Vangelo di oggi 25 Giugno 2022

Il Vangelo di oggi sabato 25 Giugno 2022 è il passo Lc 2,41-51. La meditazione del Vangelo è affidata al commento di Papa Francesco.

Il Vangelo di oggi sabato 25 Giugno 2022 è tratto dal Vangelo di Luca il passo è Lc 2,41-51; segue come accompagnamento di spiegazione al vangelo del giorno il pensiero di Papa Francesco.

Vangelo di oggi sabato 25 Giugno 2022

Dal Vangelo secondo Luca : 2,41-51





Tuo padre e io, angosciati, ti cercavamo.

I genitori di Gesù si recavano ogni anno a Gerusalemme per la festa di Pasqua. Quando egli ebbe dodici anni, vi salirono secondo la consuetudine della festa. Ma, trascorsi i giorni, mentre riprendevano la via del ritorno, il fanciullo Gesù rimase a Gerusalemme, senza che i genitori se ne accorgessero. Credendo che egli fosse nella comitiva, fecero una giornata di viaggio, e poi si misero a cercarlo tra i parenti e i conoscenti; non avendolo trovato, tornarono in cerca di lui a Gerusalemme.

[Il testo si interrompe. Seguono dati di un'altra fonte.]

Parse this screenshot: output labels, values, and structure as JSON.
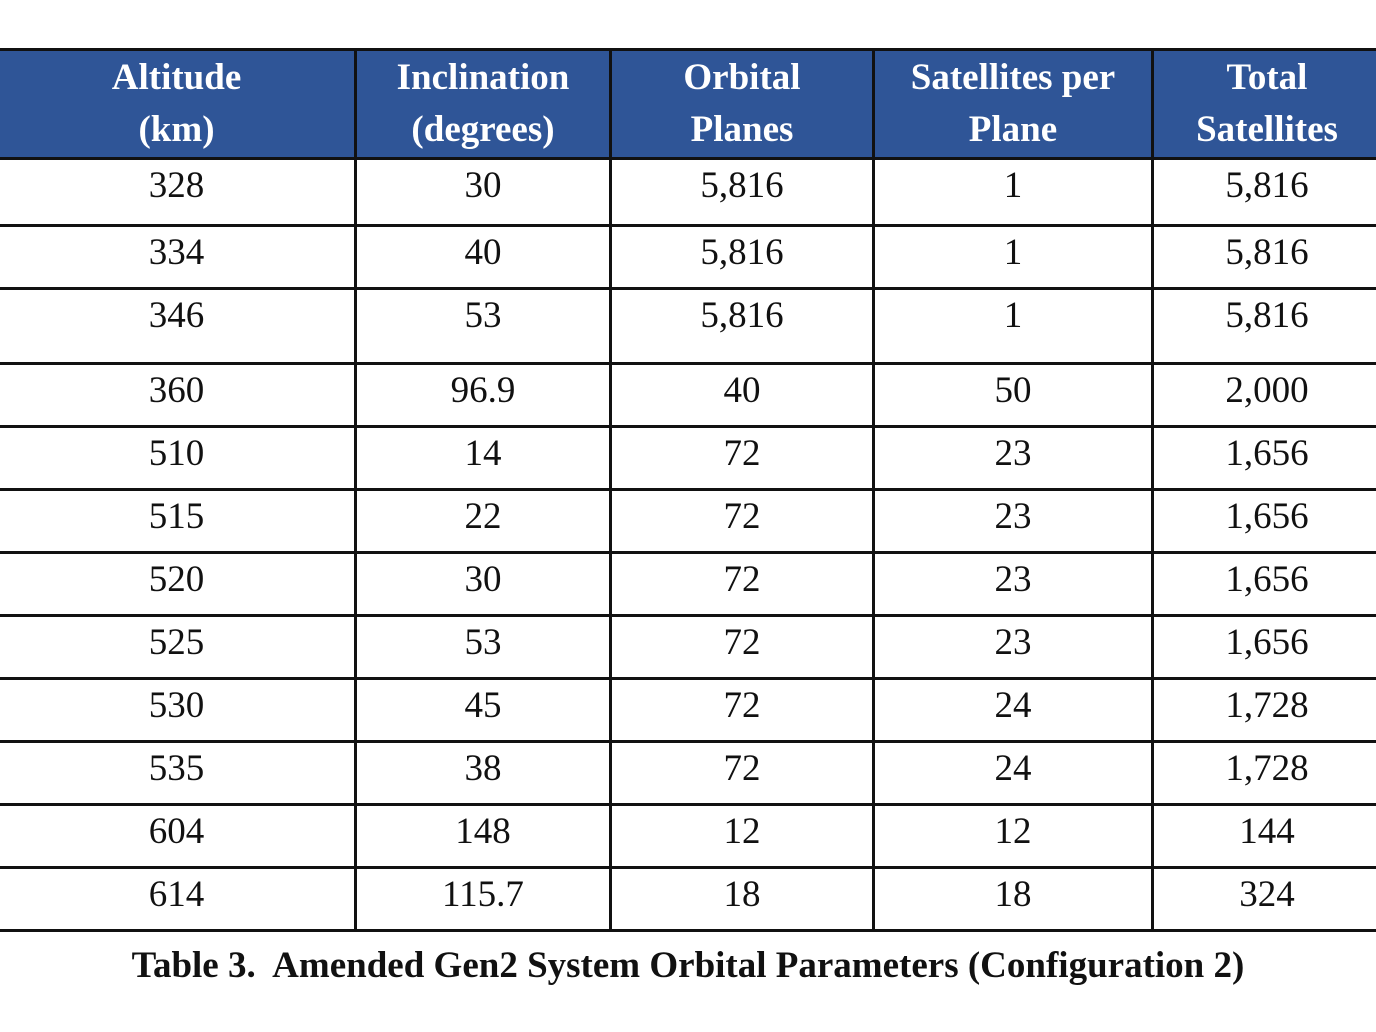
{
  "table": {
    "headers": [
      [
        "Altitude",
        "(km)"
      ],
      [
        "Inclination",
        "(degrees)"
      ],
      [
        "Orbital",
        "Planes"
      ],
      [
        "Satellites per",
        "Plane"
      ],
      [
        "Total",
        "Satellites"
      ]
    ],
    "rows": [
      [
        "328",
        "30",
        "5,816",
        "1",
        "5,816"
      ],
      [
        "334",
        "40",
        "5,816",
        "1",
        "5,816"
      ],
      [
        "346",
        "53",
        "5,816",
        "1",
        "5,816"
      ],
      [
        "360",
        "96.9",
        "40",
        "50",
        "2,000"
      ],
      [
        "510",
        "14",
        "72",
        "23",
        "1,656"
      ],
      [
        "515",
        "22",
        "72",
        "23",
        "1,656"
      ],
      [
        "520",
        "30",
        "72",
        "23",
        "1,656"
      ],
      [
        "525",
        "53",
        "72",
        "23",
        "1,656"
      ],
      [
        "530",
        "45",
        "72",
        "24",
        "1,728"
      ],
      [
        "535",
        "38",
        "72",
        "24",
        "1,728"
      ],
      [
        "604",
        "148",
        "12",
        "12",
        "144"
      ],
      [
        "614",
        "115.7",
        "18",
        "18",
        "324"
      ]
    ]
  },
  "caption": "Table 3.  Amended Gen2 System Orbital Parameters (Configuration 2)"
}
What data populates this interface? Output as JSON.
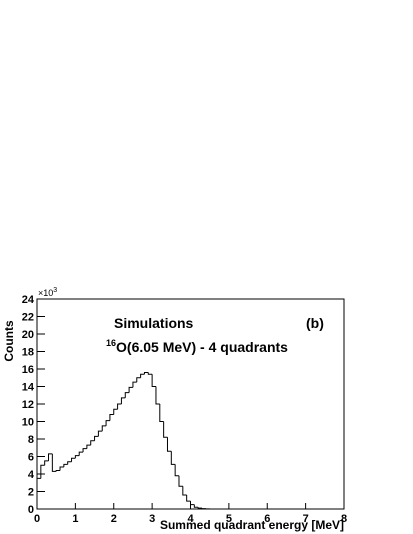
{
  "chart_data": {
    "type": "histogram",
    "title": "Simulations",
    "panel_label": "(b)",
    "subtitle": {
      "superscript": "16",
      "text": "O(6.05 MeV) - 4 quadrants"
    },
    "x_label": "Summed quadrant energy [MeV]",
    "y_label": "Counts",
    "y_multiplier": {
      "base": "×10",
      "exponent": "3"
    },
    "bins": [
      0,
      0.1,
      0.2,
      0.3,
      0.4,
      0.5,
      0.6,
      0.7,
      0.8,
      0.9,
      1.0,
      1.1,
      1.2,
      1.3,
      1.4,
      1.5,
      1.6,
      1.7,
      1.8,
      1.9,
      2.0,
      2.1,
      2.2,
      2.3,
      2.4,
      2.5,
      2.6,
      2.7,
      2.8,
      2.9,
      3.0,
      3.1,
      3.2,
      3.3,
      3.4,
      3.5,
      3.6,
      3.7,
      3.8,
      3.9,
      4.0,
      4.1,
      4.2,
      4.3,
      4.4,
      4.5,
      4.6
    ],
    "values": [
      3.5,
      5.0,
      5.5,
      6.3,
      4.3,
      4.4,
      4.8,
      5.1,
      5.4,
      5.8,
      6.1,
      6.5,
      6.9,
      7.3,
      7.8,
      8.3,
      8.9,
      9.5,
      10.1,
      10.8,
      11.4,
      12.0,
      12.7,
      13.3,
      13.9,
      14.5,
      15.0,
      15.4,
      15.6,
      15.4,
      14.0,
      12.0,
      10.0,
      8.2,
      6.6,
      5.1,
      3.8,
      2.6,
      1.6,
      0.9,
      0.5,
      0.2,
      0.1,
      0.05,
      0.02,
      0
    ],
    "color": "#000000",
    "xlim": [
      0,
      8
    ],
    "xticks": [
      0,
      1,
      2,
      3,
      4,
      5,
      6,
      7,
      8
    ],
    "ylim": [
      0,
      24
    ],
    "yticks": [
      0,
      2,
      4,
      6,
      8,
      10,
      12,
      14,
      16,
      18,
      20,
      22,
      24
    ]
  }
}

Dopo tre giorni lo trovarono nel tempio, seduto in mezzo ai maestri, mentre li ascoltava e li interrogava. E tutti quelli che l'udivano erano pieni di stupore per la sua intelligenza e le sue risposte.

Signore, ti prego col cuore

Al vederlo restarono stupiti, e sua madre gli disse: «Figlio, perché ci hai fatto questo? Ecco, tuo padre e io, angosciati, ti cercavamo». Ed egli rispose loro: «Perché mi cercavate? Non sapevate che io devo occuparmi delle cose del Padre mio?». Ma essi non compresero ciò che aveva detto loro.

Scese dunque con loro e venne a Nàzaret e stava loro sottomesso. Sua madre custodiva tutte queste cose nel suo cuore.

Parola del Signore

Vangelo di oggi commento di Papa Francesco

Qui di seguito si può leggere un commento di Papa Francesco al Vangelo di oggi 25 Giugno 2022.

Nella famiglia di Nazareth non è mai venuto meno lo stupore, neanche in un momento drammatico come lo smarrimento di Gesù: è la capacità di stupirsi di fronte alla graduale manifestazione del Figlio di Dio. È lo stesso stupore che colpisce anche i dottori del tempio, ammirati «per la sua intelligenza e le sue risposte» (v. 47).

Ma cos’è lo stupore, cos’è stupirsi? Stupirsi e meravigliarsi è il contrario del dare tutto per scontato, è il contrario dell’interpretare la realtà che ci circonda e gli avvenimenti della storia solo secondo i nostri criteri.